Databricks assets app
The Databricks assets app crawls Unity Catalog assets from Databricks and publishes
them to Atlan. Build it with the DatabricksCrawler builder.
Creating an app creates a new connection
Each create mints a new connection. To re-crawl, re-run the existing workflow (see Re-run an existing app).
Personal access token
To crawl Databricks using a personal access token:
- Python
Databricks crawling with a personal access token
from pyatlan.client.atlan import AtlanClient
from pyatlan.model.apps import DatabricksCrawler
client = AtlanClient()
response = (
DatabricksCrawler(client)
.basic( # (1)
password="dapi...", # (2)
http_path="/sql/1.0/warehouses/abc123", # (3)
host="dbc-1234.cloud.databricks.com", # (4)
)
.connection(
name="production-databricks",
admin_roles=[client.role_cache.get_id_for_name("$admin")],
)
.extraction_strategy("system-tables") # (5)
.asset_selection( # (6)
include_hierarchy={"my_catalog": ["sales", "marketing"]},
)
.nested_columns("true") # (7)
.run(name="databricks-prod")
)
print(response.slug, response.run_id)
- Step 1—Credential. Personal-access-token auth; the token is vaulted.
- The Databricks personal access token.
- The SQL warehouse HTTP path.
- The Databricks workspace host.
- Step 3—Metadata.
system-tables(recommended) queries Unity Catalog'ssystem.information_schema;rest-apiuses the Databricks SDK. - Asset selection—see Asset selection below.
- Parse
STRUCT/ARRAY/MAPcolumns into nested child columns.
Service principal (AWS / Azure)
To authenticate with a service principal instead of a token:
- Python
Databricks crawling with a service principal
# AWS
DatabricksCrawler(client).aws_service(
client_id="...", client_secret="...", host="dbc-1234.cloud.databricks.com",
)
# Azure
DatabricksCrawler(client).azure_service(
client_id="...", client_secret="...", tenant_id="...",
host="adb-1234.azuredatabricks.net",
)
Asset selection
The asset_selection(...) method mirrors the UI's multi-mode picker.
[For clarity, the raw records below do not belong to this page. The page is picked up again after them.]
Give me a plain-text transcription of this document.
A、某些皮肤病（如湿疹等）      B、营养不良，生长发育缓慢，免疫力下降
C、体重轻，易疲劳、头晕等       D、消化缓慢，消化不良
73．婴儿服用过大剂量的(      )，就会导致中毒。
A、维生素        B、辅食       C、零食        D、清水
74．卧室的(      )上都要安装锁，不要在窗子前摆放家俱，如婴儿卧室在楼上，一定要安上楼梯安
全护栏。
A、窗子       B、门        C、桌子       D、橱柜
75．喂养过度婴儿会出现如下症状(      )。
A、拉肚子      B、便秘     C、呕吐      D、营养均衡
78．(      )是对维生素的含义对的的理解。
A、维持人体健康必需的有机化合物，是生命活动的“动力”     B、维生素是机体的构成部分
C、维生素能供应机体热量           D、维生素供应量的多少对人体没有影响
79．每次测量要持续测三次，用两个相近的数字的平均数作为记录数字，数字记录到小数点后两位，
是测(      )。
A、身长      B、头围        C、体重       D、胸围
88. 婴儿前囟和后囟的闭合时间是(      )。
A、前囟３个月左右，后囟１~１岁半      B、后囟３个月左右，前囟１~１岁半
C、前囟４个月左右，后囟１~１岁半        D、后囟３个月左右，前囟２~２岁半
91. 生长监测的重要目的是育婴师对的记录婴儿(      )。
Combine any
of the four modes (all optional):
- Python
Asset selection—hierarchy and regex
(
DatabricksCrawler(client)
.basic(password="dapi...", http_path="...", host="...")
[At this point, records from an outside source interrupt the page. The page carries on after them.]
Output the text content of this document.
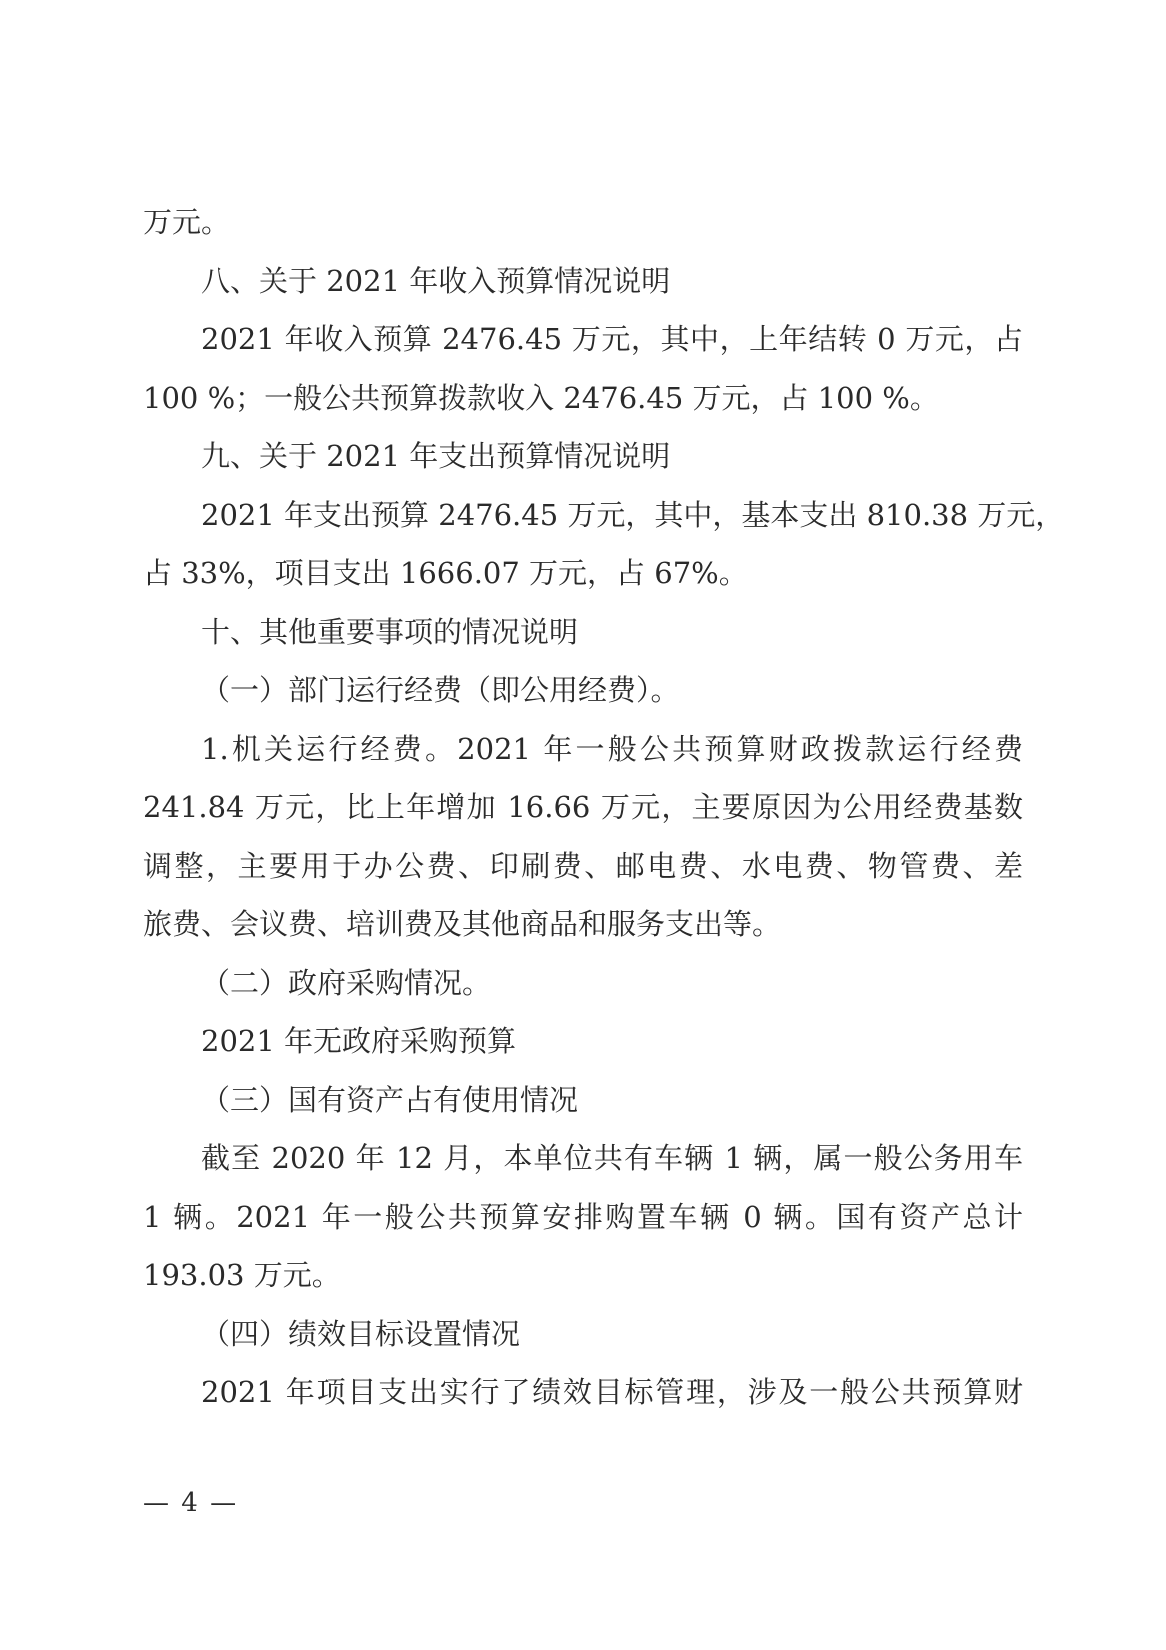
万元。
八、关于 2021 年收入预算情况说明
2021 年收入预算 2476.45 万元，其中，上年结转 0 万元，占
100 %；一般公共预算拨款收入 2476.45 万元，占 100 %。
九、关于 2021 年支出预算情况说明
2021 年支出预算 2476.45 万元，其中，基本支出 810.38 万元，
占 33%，项目支出 1666.07 万元，占 67%。
十、其他重要事项的情况说明
（一）部门运行经费（即公用经费）。
1.机关运行经费。2021 年一般公共预算财政拨款运行经费
241.84 万元，比上年增加 16.66 万元，主要原因为公用经费基数
调整，主要用于办公费、印刷费、邮电费、水电费、物管费、差
旅费、会议费、培训费及其他商品和服务支出等。
（二）政府采购情况。
2021 年无政府采购预算
（三）国有资产占有使用情况
截至 2020 年 12 月，本单位共有车辆 1 辆，属一般公务用车
1 辆。2021 年一般公共预算安排购置车辆 0 辆。国有资产总计
193.03 万元。
（四）绩效目标设置情况
2021 年项目支出实行了绩效目标管理，涉及一般公共预算财
— 4 —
.connection(name="production-databricks", admin_roles=[...])
.asset_selection(
include_hierarchy={"my_catalog": ["sales"]}, # (1)
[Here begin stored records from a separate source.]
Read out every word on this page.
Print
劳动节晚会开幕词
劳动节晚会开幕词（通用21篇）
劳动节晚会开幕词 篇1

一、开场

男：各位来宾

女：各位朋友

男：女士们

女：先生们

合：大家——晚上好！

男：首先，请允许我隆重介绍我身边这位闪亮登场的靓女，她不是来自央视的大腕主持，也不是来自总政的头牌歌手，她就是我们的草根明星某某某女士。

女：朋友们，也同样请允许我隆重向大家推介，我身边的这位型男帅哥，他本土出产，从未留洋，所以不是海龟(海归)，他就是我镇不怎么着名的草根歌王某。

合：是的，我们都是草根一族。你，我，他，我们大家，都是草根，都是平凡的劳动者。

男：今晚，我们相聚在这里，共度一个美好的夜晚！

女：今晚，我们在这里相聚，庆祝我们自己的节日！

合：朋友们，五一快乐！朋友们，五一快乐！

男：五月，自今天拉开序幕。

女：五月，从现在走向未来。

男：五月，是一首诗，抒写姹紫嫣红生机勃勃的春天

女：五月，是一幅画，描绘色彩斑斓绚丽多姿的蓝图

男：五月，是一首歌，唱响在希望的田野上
exclude_hierarchy={"my_catalog": ["staging"]}, # (2)
include_regex={"schema": "prod_.*"}, # (3)
exclude_regex={"table": ".*_tmp$"}, # (4)
)
.run(name="databricks-prod")
)
- Include by hierarchy—
{catalog: [schema, ...]}(sent as an object). - Exclude by hierarchy—same shape; exclude takes priority over include.
- Include by regex—
{asset_type: regex}forschemaortable. - Exclude by regex—same;
{"table": ...}excludes matching tables/views.
Other metadata options
- Python
Additional Databricks configuration
(
DatabricksCrawler(client)
.basic(password="dapi...", http_path="...", host="...")
.connection(name="production-databricks", admin_roles=[...])
.import_tags("true") # (1)
.enable_view_lineage("true") # (2)
.import_ai_models("true") # (3)
.incremental_extraction("true") # (4)
.run(name="databricks-prod")
)
- Sync Unity Catalog tags to Atlan.
- Build column-level lineage for views from their definitions.
- Import Databricks ML model and model-version metadata.
- Only extract assets changed since the last successful run.